997 N.W.2d 644
S.D.2023Background
- From Oct 2014–Oct 2017 Paul performed improvements, repairs, and later managed Wayback/Stonemeadow Ranch for Robert and Shannon Bathurst, claiming unpaid compensation, expense reimbursements, and other agreed benefits totaling $179,058.51.
- Paul alleges two successive agreements: (1) Oct 2014–Apr 2016 (services at customary rates) and (2) Apr 2016–Oct 2017 (biweekly $1,000 management pay), plus unreimbursed expenses, vehicle damage, an Ireland trip, and advance wages to a ranch hand.
- Payments to Paul came from Robert’s personal accounts, though she later received 1099s from Stonemeadow Ranch, LLC; Paul alleges the LLC is the Bathursts’ alter ego and seeks to pierce the corporate veil.
- Robert and Shannon moved to dismiss for failure to state a claim and alternatively under the statute of limitations (arguing SDCL 15-2-15(4)’s two-year limitation for "wages" applies). The circuit court denied failure-to-state but granted dismissal under the two-year statute.
- On appeal, the South Dakota Supreme Court affirmed denial of the failure-to-state dismissal (veil-piercing allegations sufficient at pleading stage) but reversed the statute-of-limitations dismissal and remanded to determine whether Paul was an employee or independent contractor (which controls whether the two-year or six-year limitation applies).
Issues
| Issue | Plaintiff's Argument | Defendant's Argument | Held |
|---|---|---|---|
| Which statute of limitations applies: two-year "wages" limitation (SDCL 15-2-15(4)) or six-year contract limitation (SDCL 15-2-13(1))? | Paul: claims arise from contracts/obligations and are governed by six-year limitations for contract claims. | Bathursts: claims are for "wages" (or liabilities for failure to pay wages), so the two-year limitation applies. | Court: Remanded. Whether two- or six-year period applies depends on factfinder’s determination whether Paul was an employee (two-year for wage claims) or an independent contractor (six-year for contract claims); reimbursement claims that are not wages are not governed by the two-year rule. |
| Sufficiency of pleadings to hold Robert and Shannon individually liable (pierce LLC veil)? | Paul: alleged alter-ego/veil-piercing facts (undercapitalization, unity of interest, personal payments, representations that Bathursts—not LLC—were the obligated parties). | Bathursts: claims are against Stonemeadow Ranch, LLC; Paul failed to plead facts justifying veil-piercing. | Court: Held pleadings adequate to state a claim to pierce the LLC at the motion-to-dismiss stage; denial of dismissal affirmed. |
Key Cases Cited
- Sisney v. Best Inc., 754 N.W.2d 804 (S.D. 2008) (on a motion to dismiss, courts accept pleaded facts as true).

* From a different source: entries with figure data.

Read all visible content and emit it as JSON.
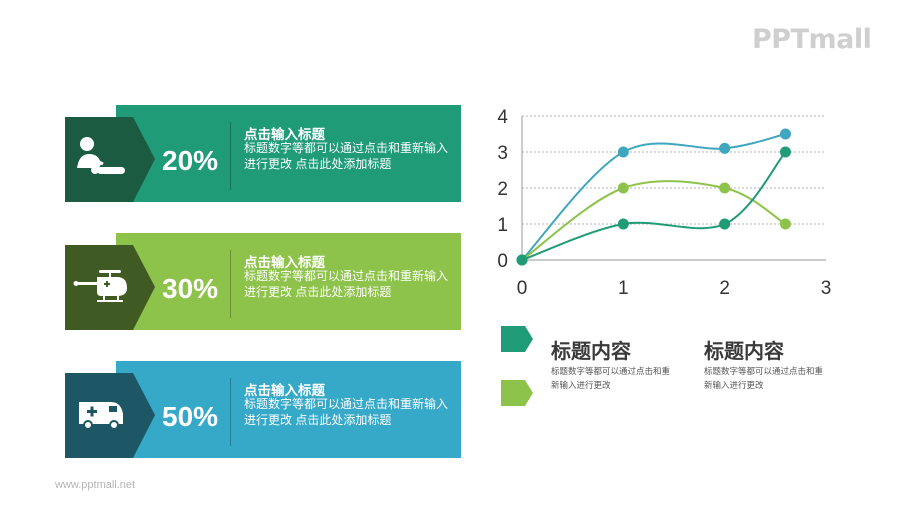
{
  "brand": {
    "logo_text": "PPTmall",
    "footer_url": "www.pptmall.net"
  },
  "cards": [
    {
      "percent": "20%",
      "title": "点击输入标题",
      "desc": "标题数字等都可以通过点击和重新输入进行更改 点击此处添加标题",
      "icon": "cpr-icon",
      "color": "#1f9b78",
      "tab_color": "#1a5b41"
    },
    {
      "percent": "30%",
      "title": "点击输入标题",
      "desc": "标题数字等都可以通过点击和重新输入进行更改 点击此处添加标题",
      "icon": "helicopter-icon",
      "color": "#8dc34a",
      "tab_color": "#3f5a22"
    },
    {
      "percent": "50%",
      "title": "点击输入标题",
      "desc": "标题数字等都可以通过点击和重新输入进行更改 点击此处添加标题",
      "icon": "ambulance-icon",
      "color": "#36a8c8",
      "tab_color": "#1d5664"
    }
  ],
  "chart_data": {
    "type": "scatter",
    "xlim": [
      0,
      3
    ],
    "ylim": [
      0,
      4
    ],
    "x_ticks": [
      "0",
      "1",
      "2",
      "3"
    ],
    "y_ticks": [
      "0",
      "1",
      "2",
      "3",
      "4"
    ],
    "grid": true,
    "series": [
      {
        "color": "#3fa6bf",
        "points": [
          [
            0,
            0
          ],
          [
            1,
            3
          ],
          [
            2,
            3.1
          ],
          [
            2.6,
            3.5
          ]
        ]
      },
      {
        "color": "#8dc34a",
        "points": [
          [
            0,
            0
          ],
          [
            1,
            2
          ],
          [
            2,
            2
          ],
          [
            2.6,
            1
          ]
        ]
      },
      {
        "color": "#1f9b78",
        "points": [
          [
            0,
            0
          ],
          [
            1,
            1
          ],
          [
            2,
            1
          ],
          [
            2.6,
            3
          ]
        ]
      }
    ]
  },
  "legend": {
    "items": [
      {
        "title": "标题内容",
        "desc": "标题数字等都可以通过点击和重新输入进行更改",
        "color": "#1f9b78"
      },
      {
        "title": "标题内容",
        "desc": "标题数字等都可以通过点击和重新输入进行更改",
        "color": "#8dc34a"
      }
    ]
  }
}
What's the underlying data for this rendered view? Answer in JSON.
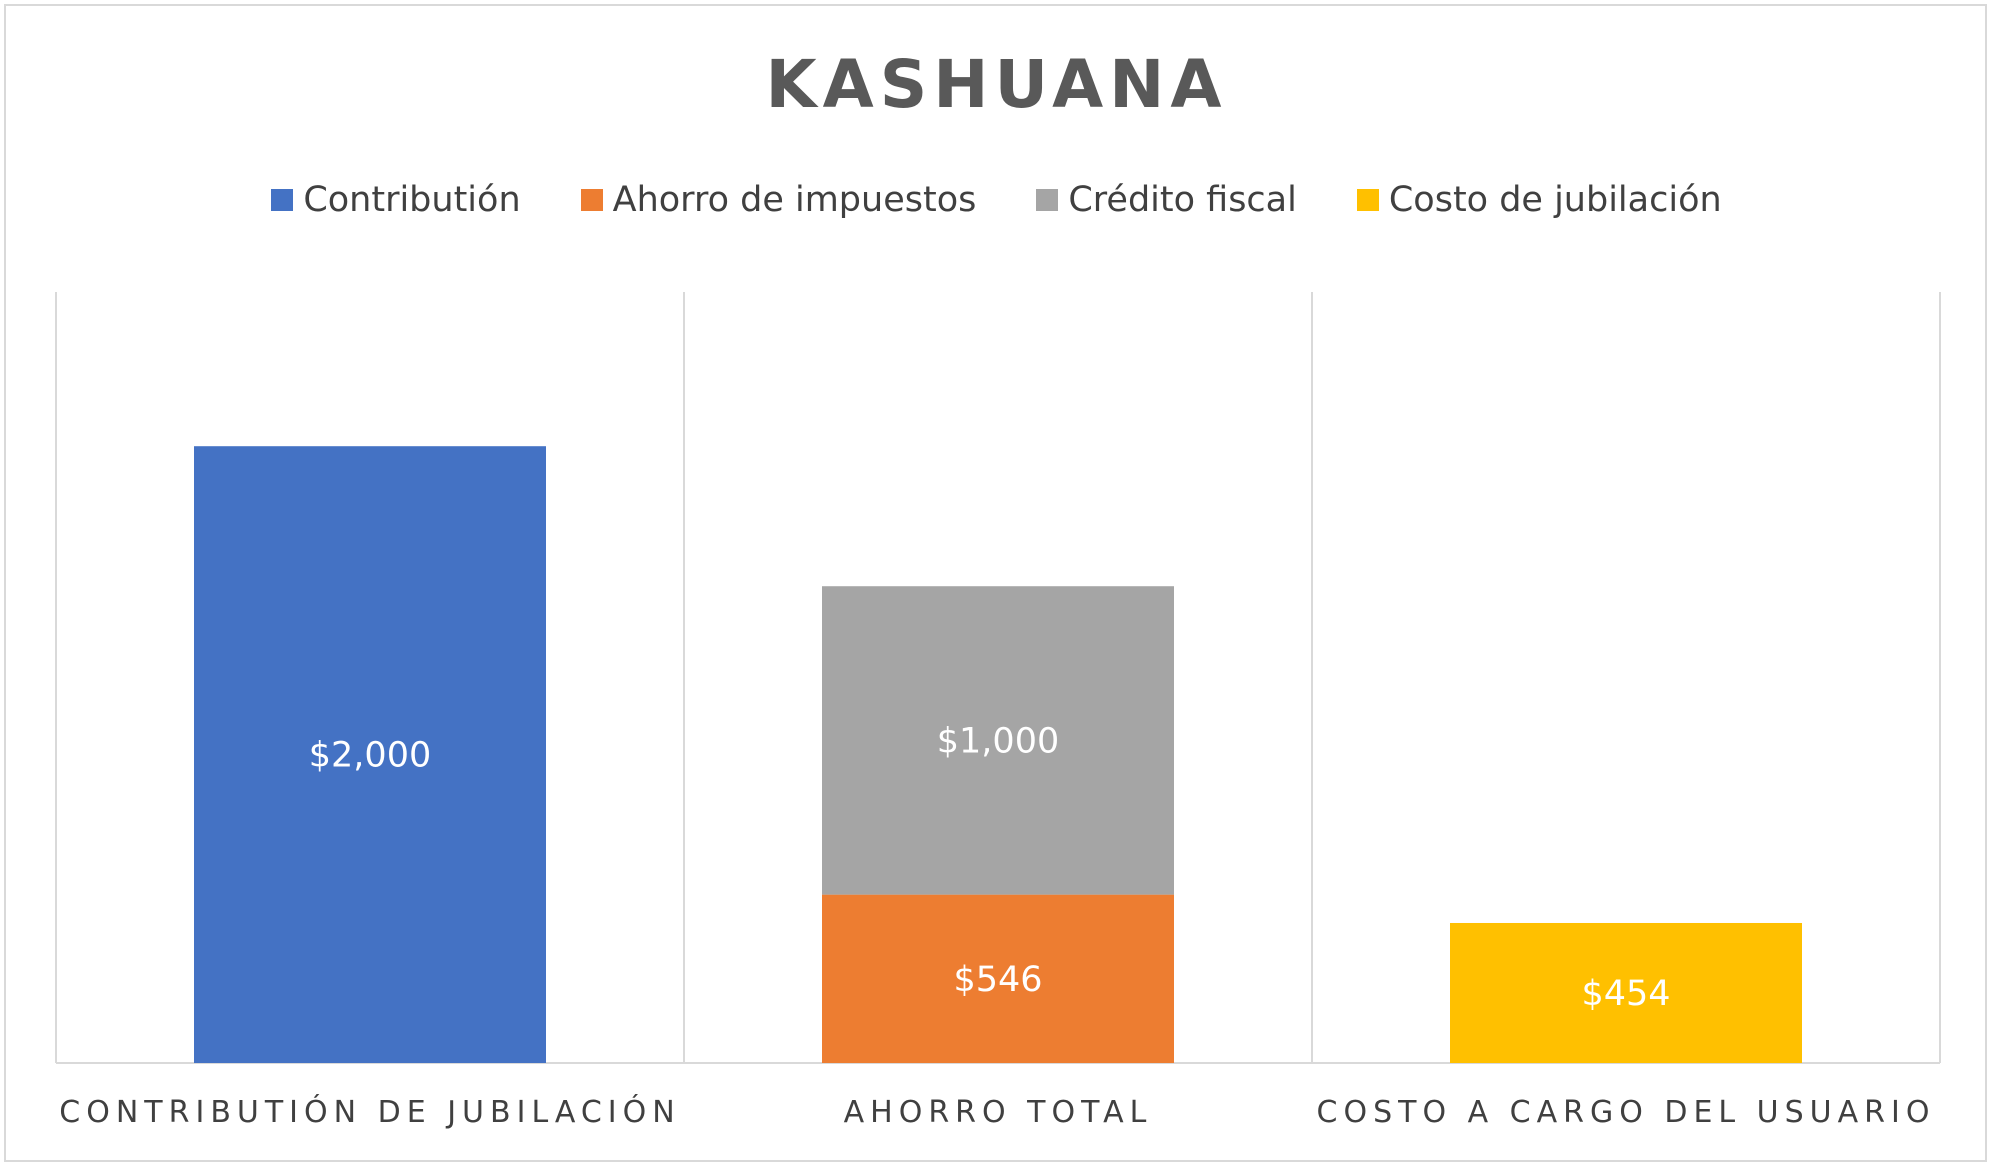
{
  "chart_data": {
    "type": "bar",
    "stacked": true,
    "title": "KASHUANA",
    "categories": [
      "CONTRIBUTIÓN DE JUBILACIÓN",
      "AHORRO TOTAL",
      "COSTO A CARGO DEL USUARIO"
    ],
    "series": [
      {
        "name": "Contributión",
        "color": "#4472C4",
        "values": [
          2000,
          0,
          0
        ],
        "labels": [
          "$2,000",
          "",
          ""
        ]
      },
      {
        "name": "Ahorro de impuestos",
        "color": "#ED7D31",
        "values": [
          0,
          546,
          0
        ],
        "labels": [
          "",
          "$546",
          ""
        ]
      },
      {
        "name": "Crédito fiscal",
        "color": "#A5A5A5",
        "values": [
          0,
          1000,
          0
        ],
        "labels": [
          "",
          "$1,000",
          ""
        ]
      },
      {
        "name": "Costo de jubilación",
        "color": "#FFC000",
        "values": [
          0,
          0,
          454
        ],
        "labels": [
          "",
          "",
          "$454"
        ]
      }
    ],
    "ylim": [
      0,
      2500
    ],
    "legend_position": "top",
    "grid": "vertical category separators"
  }
}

- Nooney v. StubHub, Inc., 873 N.W.2d 497 (S.D. 2015) (de novo review of failure-to-state claim).
- Strassburg v. Citizens State Bank, 581 N.W.2d 510 (S.D. 1998) (statute of limitations questions normally are factual and left to factfinder).

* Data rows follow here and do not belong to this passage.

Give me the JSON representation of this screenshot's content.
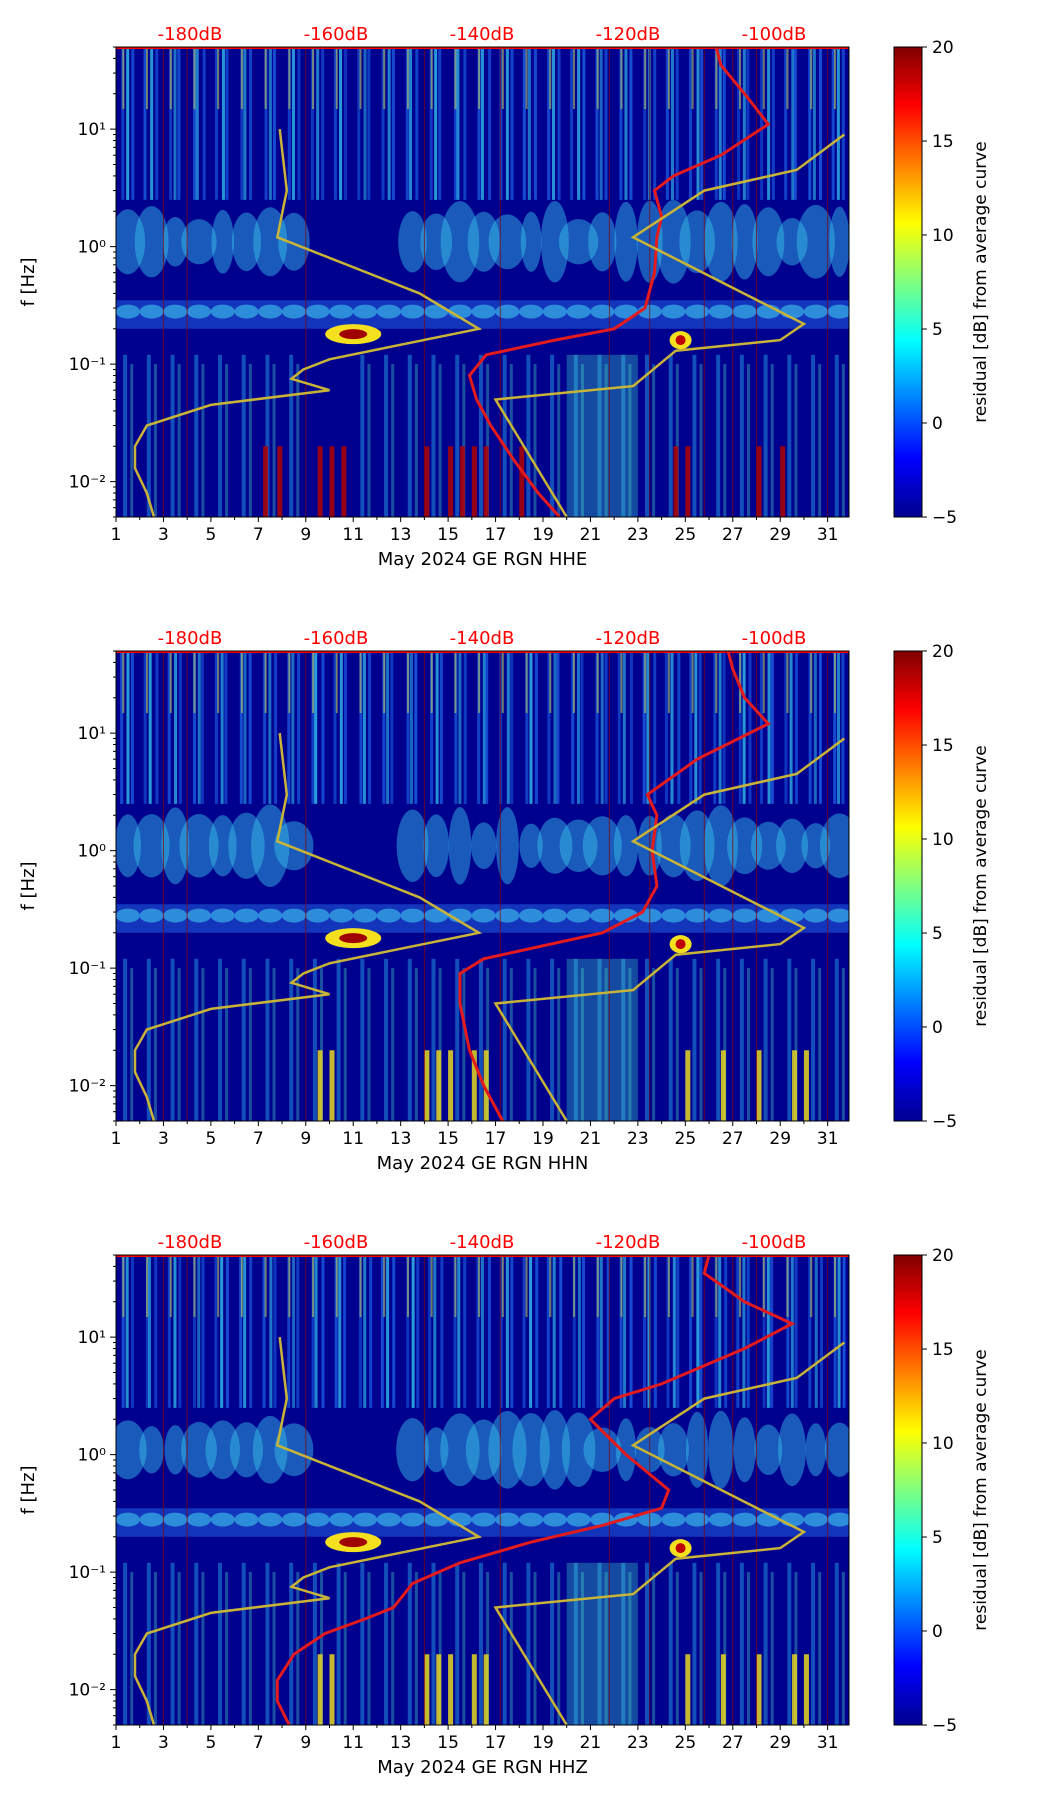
{
  "colors": {
    "red_curve": "#e41a1c",
    "yellow_curve": "#c9b437",
    "db_label": "#ff0000",
    "background_low": "#00008f"
  },
  "chart_data": [
    {
      "type": "heatmap",
      "title": "",
      "xlabel": "May 2024 GE RGN  HHE",
      "ylabel": "f [Hz]",
      "x_ticks": [
        "1",
        "3",
        "5",
        "7",
        "9",
        "11",
        "13",
        "15",
        "17",
        "19",
        "21",
        "23",
        "25",
        "27",
        "29",
        "31"
      ],
      "xlim": [
        1,
        31.9
      ],
      "y_ticks": [
        "10⁻²",
        "10⁻¹",
        "10⁰",
        "10¹"
      ],
      "ylim": [
        0.005,
        50
      ],
      "db_labels": [
        "-180dB",
        "-160dB",
        "-140dB",
        "-120dB",
        "-100dB"
      ],
      "colorbar": {
        "label": "residual [dB] from average curve",
        "ticks": [
          "20",
          "15",
          "10",
          "5",
          "0",
          "−5"
        ],
        "range": [
          -5,
          20
        ]
      },
      "series": [
        {
          "name": "red-curve",
          "points": [
            [
              19.7,
              0.005
            ],
            [
              18.8,
              0.008
            ],
            [
              17.8,
              0.015
            ],
            [
              16.8,
              0.03
            ],
            [
              16.2,
              0.05
            ],
            [
              15.9,
              0.08
            ],
            [
              16.6,
              0.12
            ],
            [
              19.5,
              0.16
            ],
            [
              22.0,
              0.2
            ],
            [
              23.3,
              0.3
            ],
            [
              23.7,
              0.6
            ],
            [
              23.8,
              1.2
            ],
            [
              24.0,
              1.8
            ],
            [
              23.7,
              3.0
            ],
            [
              24.5,
              4.0
            ],
            [
              26.5,
              6.0
            ],
            [
              28.5,
              11.0
            ],
            [
              27.5,
              20.0
            ],
            [
              26.5,
              35.0
            ],
            [
              26.3,
              50.0
            ]
          ]
        },
        {
          "name": "yellow-curve-left",
          "points": [
            [
              2.6,
              0.005
            ],
            [
              2.3,
              0.008
            ],
            [
              1.8,
              0.013
            ],
            [
              1.8,
              0.02
            ],
            [
              2.3,
              0.03
            ],
            [
              5.0,
              0.045
            ],
            [
              10.0,
              0.06
            ],
            [
              8.4,
              0.075
            ],
            [
              8.9,
              0.09
            ],
            [
              10.0,
              0.11
            ],
            [
              16.3,
              0.2
            ],
            [
              13.8,
              0.4
            ],
            [
              7.8,
              1.2
            ],
            [
              8.2,
              3.0
            ],
            [
              7.9,
              10.0
            ]
          ]
        },
        {
          "name": "yellow-curve-right",
          "points": [
            [
              20.0,
              0.005
            ],
            [
              17.0,
              0.05
            ],
            [
              22.8,
              0.065
            ],
            [
              24.6,
              0.13
            ],
            [
              29.0,
              0.16
            ],
            [
              30.0,
              0.22
            ],
            [
              22.8,
              1.2
            ],
            [
              25.8,
              3.0
            ],
            [
              29.7,
              4.5
            ],
            [
              31.7,
              9.0
            ]
          ]
        }
      ]
    },
    {
      "type": "heatmap",
      "title": "",
      "xlabel": "May 2024 GE RGN  HHN",
      "ylabel": "f [Hz]",
      "x_ticks": [
        "1",
        "3",
        "5",
        "7",
        "9",
        "11",
        "13",
        "15",
        "17",
        "19",
        "21",
        "23",
        "25",
        "27",
        "29",
        "31"
      ],
      "xlim": [
        1,
        31.9
      ],
      "y_ticks": [
        "10⁻²",
        "10⁻¹",
        "10⁰",
        "10¹"
      ],
      "ylim": [
        0.005,
        50
      ],
      "db_labels": [
        "-180dB",
        "-160dB",
        "-140dB",
        "-120dB",
        "-100dB"
      ],
      "colorbar": {
        "label": "residual [dB] from average curve",
        "ticks": [
          "20",
          "15",
          "10",
          "5",
          "0",
          "−5"
        ],
        "range": [
          -5,
          20
        ]
      },
      "series": [
        {
          "name": "red-curve",
          "points": [
            [
              17.3,
              0.005
            ],
            [
              16.5,
              0.01
            ],
            [
              15.9,
              0.02
            ],
            [
              15.5,
              0.05
            ],
            [
              15.5,
              0.09
            ],
            [
              16.5,
              0.12
            ],
            [
              21.5,
              0.2
            ],
            [
              23.2,
              0.3
            ],
            [
              23.8,
              0.5
            ],
            [
              23.6,
              1.0
            ],
            [
              23.8,
              2.0
            ],
            [
              23.4,
              3.0
            ],
            [
              25.5,
              6.0
            ],
            [
              28.5,
              12.0
            ],
            [
              27.5,
              20.0
            ],
            [
              27.0,
              35.0
            ],
            [
              26.8,
              50.0
            ]
          ]
        },
        {
          "name": "yellow-curve-left",
          "points": [
            [
              2.6,
              0.005
            ],
            [
              2.3,
              0.008
            ],
            [
              1.8,
              0.013
            ],
            [
              1.8,
              0.02
            ],
            [
              2.3,
              0.03
            ],
            [
              5.0,
              0.045
            ],
            [
              10.0,
              0.06
            ],
            [
              8.4,
              0.075
            ],
            [
              8.9,
              0.09
            ],
            [
              10.0,
              0.11
            ],
            [
              16.3,
              0.2
            ],
            [
              13.8,
              0.4
            ],
            [
              7.8,
              1.2
            ],
            [
              8.2,
              3.0
            ],
            [
              7.9,
              10.0
            ]
          ]
        },
        {
          "name": "yellow-curve-right",
          "points": [
            [
              20.0,
              0.005
            ],
            [
              17.0,
              0.05
            ],
            [
              22.8,
              0.065
            ],
            [
              24.6,
              0.13
            ],
            [
              29.0,
              0.16
            ],
            [
              30.0,
              0.22
            ],
            [
              22.8,
              1.2
            ],
            [
              25.8,
              3.0
            ],
            [
              29.7,
              4.5
            ],
            [
              31.7,
              9.0
            ]
          ]
        }
      ]
    },
    {
      "type": "heatmap",
      "title": "",
      "xlabel": "May 2024 GE RGN  HHZ",
      "ylabel": "f [Hz]",
      "x_ticks": [
        "1",
        "3",
        "5",
        "7",
        "9",
        "11",
        "13",
        "15",
        "17",
        "19",
        "21",
        "23",
        "25",
        "27",
        "29",
        "31"
      ],
      "xlim": [
        1,
        31.9
      ],
      "y_ticks": [
        "10⁻²",
        "10⁻¹",
        "10⁰",
        "10¹"
      ],
      "ylim": [
        0.005,
        50
      ],
      "db_labels": [
        "-180dB",
        "-160dB",
        "-140dB",
        "-120dB",
        "-100dB"
      ],
      "colorbar": {
        "label": "residual [dB] from average curve",
        "ticks": [
          "20",
          "15",
          "10",
          "5",
          "0",
          "−5"
        ],
        "range": [
          -5,
          20
        ]
      },
      "series": [
        {
          "name": "red-curve",
          "points": [
            [
              8.3,
              0.005
            ],
            [
              7.8,
              0.008
            ],
            [
              7.8,
              0.012
            ],
            [
              8.5,
              0.02
            ],
            [
              9.8,
              0.03
            ],
            [
              11.5,
              0.04
            ],
            [
              12.7,
              0.05
            ],
            [
              13.5,
              0.08
            ],
            [
              15.5,
              0.12
            ],
            [
              18.5,
              0.18
            ],
            [
              21.5,
              0.25
            ],
            [
              24.0,
              0.35
            ],
            [
              24.3,
              0.5
            ],
            [
              22.5,
              1.0
            ],
            [
              21.0,
              2.0
            ],
            [
              22.0,
              3.0
            ],
            [
              24.0,
              4.0
            ],
            [
              27.5,
              8.0
            ],
            [
              29.5,
              13.0
            ],
            [
              27.5,
              20.0
            ],
            [
              25.8,
              35.0
            ],
            [
              26.0,
              50.0
            ]
          ]
        },
        {
          "name": "yellow-curve-left",
          "points": [
            [
              2.6,
              0.005
            ],
            [
              2.3,
              0.008
            ],
            [
              1.8,
              0.013
            ],
            [
              1.8,
              0.02
            ],
            [
              2.3,
              0.03
            ],
            [
              5.0,
              0.045
            ],
            [
              10.0,
              0.06
            ],
            [
              8.4,
              0.075
            ],
            [
              8.9,
              0.09
            ],
            [
              10.0,
              0.11
            ],
            [
              16.3,
              0.2
            ],
            [
              13.8,
              0.4
            ],
            [
              7.8,
              1.2
            ],
            [
              8.2,
              3.0
            ],
            [
              7.9,
              10.0
            ]
          ]
        },
        {
          "name": "yellow-curve-right",
          "points": [
            [
              20.0,
              0.005
            ],
            [
              17.0,
              0.05
            ],
            [
              22.8,
              0.065
            ],
            [
              24.6,
              0.13
            ],
            [
              29.0,
              0.16
            ],
            [
              30.0,
              0.22
            ],
            [
              22.8,
              1.2
            ],
            [
              25.8,
              3.0
            ],
            [
              29.7,
              4.5
            ],
            [
              31.7,
              9.0
            ]
          ]
        }
      ]
    }
  ]
}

- N. Am. Truck & Trailer, Inc. v. M.C.I. Commc’n Servs., Inc., 751 N.W.2d 710 (S.D. 2008) (motion to dismiss tests legal sufficiency, not disputed facts).
- Brevet Int’l, Inc. v. Great Plains Luggage Co., 604 N.W.2d 268 (S.D. 2000) (sets six-factor veil-piercing framework).
- Kan. Gas & Elec. Co. v. Ross, 521 N.W.2d 107 (S.D. 1994) (discussion of grouping veil-piercing factors).
- Kaiser Trucking, Inc. v. Liberty Mut. Fire Ins. Co., 981 N.W.2d 645 (S.D. 2022) (pleading "short and plain statement" standard).